Baltimore spending board approves $39.3M in TIF bonds for Harbor Point, last of $125M public investment

Baltimore’s spending board approved $39.3 million more in tax increment finance bonds Wednesday for the city’s Harbor Point development, the final piece of public financing for the high profile waterfront project.

In 2013, the city approved $125 million worth of public financing for Harbor Point in what’s known as tax increment financing or TIF bonds. TIF bonds are designed to help ambitious developments get off the ground, typically by covering the costs of infrastructure improvements. Additional property taxes generated under a TIF go toward paying off the debt — instead of city coffers.


Until now, Harbor Point has used about $86 million of that bond financing, according to bond disclosure documents.

The five-member Board of Estimates unanimously approved the latest round of financing without discussion Wednesday. A memorandum of understanding with Harbor Point Open Space Corp. and the Waterfront Management Authority of Baltimore City also was approved to govern maintenance of parks and open space in the waterfront development.


The 27-acre Harbor Point, developed by Beatty Development Group on the remediated site of a former chromium plant, also has received tens of millions of dollars in public subsidy through enterprise zone tax credits, a property tax break meant to spur investment in disadvantaged communities. The area surrounding Harbor Point was too wealthy for it to meet the qualifications for an enterprise zone, but city and state officials made a controversial decision in 2012 to include the area anyway through a technicality.

According to estimates from 2012, the enterprise zone tax credits for Harbor Point were expected to cost city and state taxpayers $88 million in forgone tax revenue. The Baltimore Sun was able to identify nearly $32 million worth of enterprise tax credits claimed so far by the Harbor Point development, according to disclosures made in public documents, but that number will climb in the coming years.

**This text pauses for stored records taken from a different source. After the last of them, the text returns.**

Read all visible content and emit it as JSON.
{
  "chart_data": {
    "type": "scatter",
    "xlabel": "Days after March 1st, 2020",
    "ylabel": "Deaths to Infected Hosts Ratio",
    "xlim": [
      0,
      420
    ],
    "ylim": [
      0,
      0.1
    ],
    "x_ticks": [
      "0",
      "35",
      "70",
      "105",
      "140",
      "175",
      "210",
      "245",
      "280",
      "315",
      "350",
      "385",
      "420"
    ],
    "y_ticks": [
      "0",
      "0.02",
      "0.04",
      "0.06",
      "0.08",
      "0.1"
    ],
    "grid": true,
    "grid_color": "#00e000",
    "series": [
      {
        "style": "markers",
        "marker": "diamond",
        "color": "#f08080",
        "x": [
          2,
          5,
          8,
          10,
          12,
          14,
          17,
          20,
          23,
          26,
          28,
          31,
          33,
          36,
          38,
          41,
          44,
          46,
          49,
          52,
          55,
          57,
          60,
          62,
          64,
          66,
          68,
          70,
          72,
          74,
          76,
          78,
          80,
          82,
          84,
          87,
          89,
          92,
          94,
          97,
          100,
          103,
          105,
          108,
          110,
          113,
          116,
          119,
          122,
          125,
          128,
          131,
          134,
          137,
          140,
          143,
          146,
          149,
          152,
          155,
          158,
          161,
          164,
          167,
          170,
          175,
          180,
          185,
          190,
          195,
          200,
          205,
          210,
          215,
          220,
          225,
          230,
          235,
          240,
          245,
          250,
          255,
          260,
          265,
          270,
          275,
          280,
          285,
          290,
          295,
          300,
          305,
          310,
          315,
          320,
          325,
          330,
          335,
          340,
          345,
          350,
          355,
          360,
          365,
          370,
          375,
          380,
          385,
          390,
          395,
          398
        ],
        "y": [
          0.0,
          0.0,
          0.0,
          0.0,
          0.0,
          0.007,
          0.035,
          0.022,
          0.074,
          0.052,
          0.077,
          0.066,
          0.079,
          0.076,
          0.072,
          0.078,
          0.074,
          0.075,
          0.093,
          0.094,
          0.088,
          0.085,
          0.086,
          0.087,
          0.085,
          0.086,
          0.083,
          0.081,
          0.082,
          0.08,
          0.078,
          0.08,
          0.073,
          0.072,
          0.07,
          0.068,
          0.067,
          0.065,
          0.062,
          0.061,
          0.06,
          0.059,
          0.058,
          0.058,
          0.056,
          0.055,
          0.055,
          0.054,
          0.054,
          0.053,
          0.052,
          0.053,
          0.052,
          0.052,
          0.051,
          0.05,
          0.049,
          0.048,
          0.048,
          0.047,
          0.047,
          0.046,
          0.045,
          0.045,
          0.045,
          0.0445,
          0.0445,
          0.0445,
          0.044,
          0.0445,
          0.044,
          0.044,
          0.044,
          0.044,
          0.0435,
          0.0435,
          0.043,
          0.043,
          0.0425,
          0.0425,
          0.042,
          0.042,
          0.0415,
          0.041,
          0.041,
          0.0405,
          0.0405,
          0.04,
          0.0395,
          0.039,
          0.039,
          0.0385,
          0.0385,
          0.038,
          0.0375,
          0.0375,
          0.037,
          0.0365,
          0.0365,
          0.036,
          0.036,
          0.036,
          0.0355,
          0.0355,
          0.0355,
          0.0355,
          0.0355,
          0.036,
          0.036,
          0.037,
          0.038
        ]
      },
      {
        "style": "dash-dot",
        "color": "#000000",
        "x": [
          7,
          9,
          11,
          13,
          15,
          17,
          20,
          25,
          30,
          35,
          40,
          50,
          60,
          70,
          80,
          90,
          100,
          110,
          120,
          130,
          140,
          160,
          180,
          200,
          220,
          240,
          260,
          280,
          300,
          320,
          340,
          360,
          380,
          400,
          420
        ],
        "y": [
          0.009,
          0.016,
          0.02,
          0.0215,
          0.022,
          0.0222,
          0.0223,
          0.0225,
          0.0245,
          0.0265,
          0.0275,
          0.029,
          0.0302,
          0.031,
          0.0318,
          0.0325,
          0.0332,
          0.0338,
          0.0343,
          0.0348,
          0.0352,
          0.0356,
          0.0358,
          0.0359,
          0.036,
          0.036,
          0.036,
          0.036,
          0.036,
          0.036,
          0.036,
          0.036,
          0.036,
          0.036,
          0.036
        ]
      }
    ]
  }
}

City officials redrew Baltimore’s enterprise zone map this year, and the state approved the changes earlier this month. The new map leaves out Harbor Point, but developments that began before the change still will be eligible to claim the tax credit for several years.

The enterprise zone tax credit is a 10-year program that phases out over time. In the past few months, there were groundbreakings at Harbor Point for two major phases just before the new map took place, including a new 550,000-square-foot headquarters for T. Rowe Price.